W przegranych eliminacjach do mistrzostw świata w Brazylii na pozycji bramkarza w reprezentacji Polski wystąpiło trzech bramkarzy – Tytoń, Boruc i Szczęsny. Przed nowym selekcjonerem pierwsza trudna decyzja, bo ci dwaj ostatni to najwyższa europejska półka na swojej pozycji.

Ciekawe, czym będzie kierował się przyszły selekcjoner. Docelowa impreza dla nas to EURO 2016. Problem w tym, że Artur Boruc będzie miał wtedy 36 lat, a Szczęsny o dziesięć mniej. Pytanie: czy w drużynie, która ma coś osiągnąć w dłuższej perspektywie będzie miejsce dla bramkarza myślącego powoli o zakończeniu kariery? Fani Premier League na pewno przywołają nazwisko chociażby Jaaskelainena albo Marka Schwarzera. Finowie i Australijczycy nie mają nikogo, kto mógłby z nimi rywalizować, a my mamy Szczęsnego. Postawienie na czołowego bramkarza młodego pokolenia w Europie powinno być nastaniem nowej epoki w reprezentacji Polski.

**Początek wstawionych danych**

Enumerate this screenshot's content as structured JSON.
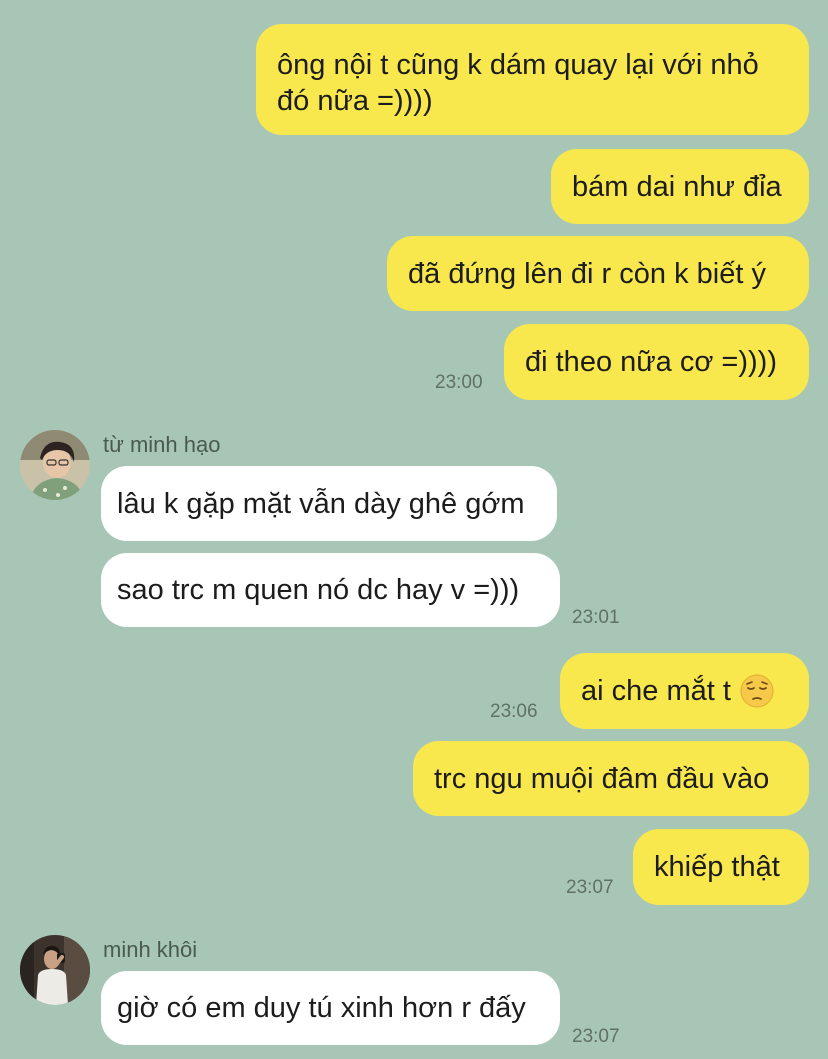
{
  "messages": [
    {
      "text": "ông nội t cũng k dám quay lại với nhỏ đó nữa =))))"
    },
    {
      "text": "bám dai như đỉa"
    },
    {
      "text": "đã đứng lên đi r còn k biết ý"
    },
    {
      "text": "đi theo nữa cơ =))))",
      "time": "23:00"
    },
    {
      "sender": "từ minh hạo",
      "text": "lâu k gặp mặt vẫn dày ghê gớm"
    },
    {
      "text": "sao trc m quen nó dc hay v =)))",
      "time": "23:01"
    },
    {
      "text": "ai che mắt t",
      "emoji": "pensive-face",
      "time": "23:06"
    },
    {
      "text": "trc ngu muội đâm đầu vào"
    },
    {
      "text": "khiếp thật",
      "time": "23:07"
    },
    {
      "sender": "minh khôi",
      "text": "giờ có em duy tú xinh hơn r đấy",
      "time": "23:07"
    }
  ],
  "colors": {
    "background": "#a8c6b6",
    "outgoing_bubble": "#f9e84d",
    "incoming_bubble": "#ffffff"
  }
}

Każda licząca się w Europie drużyna narodowa ma na pozycji bramkarza żelaznego kandydata o niekwestionowanej pozycji. U nas działa to jak chorągiewka. Raz broni ten, raz drugi. Ciężko zdecydować się na jednego golkipera, skoro dominują dwa silne charaktery, jednak to pierwsze i chyba najtrudniejsze zadanie nowego selekcjonera. W Niemczech broni Neuer, w Belgii Curtois, we Francji Lloris. Potrzeba rywalizacji na każdej pozycji jest ważna, jednak w reprezentacji kraju drugi bramkarz powinien być tylko zastępcą.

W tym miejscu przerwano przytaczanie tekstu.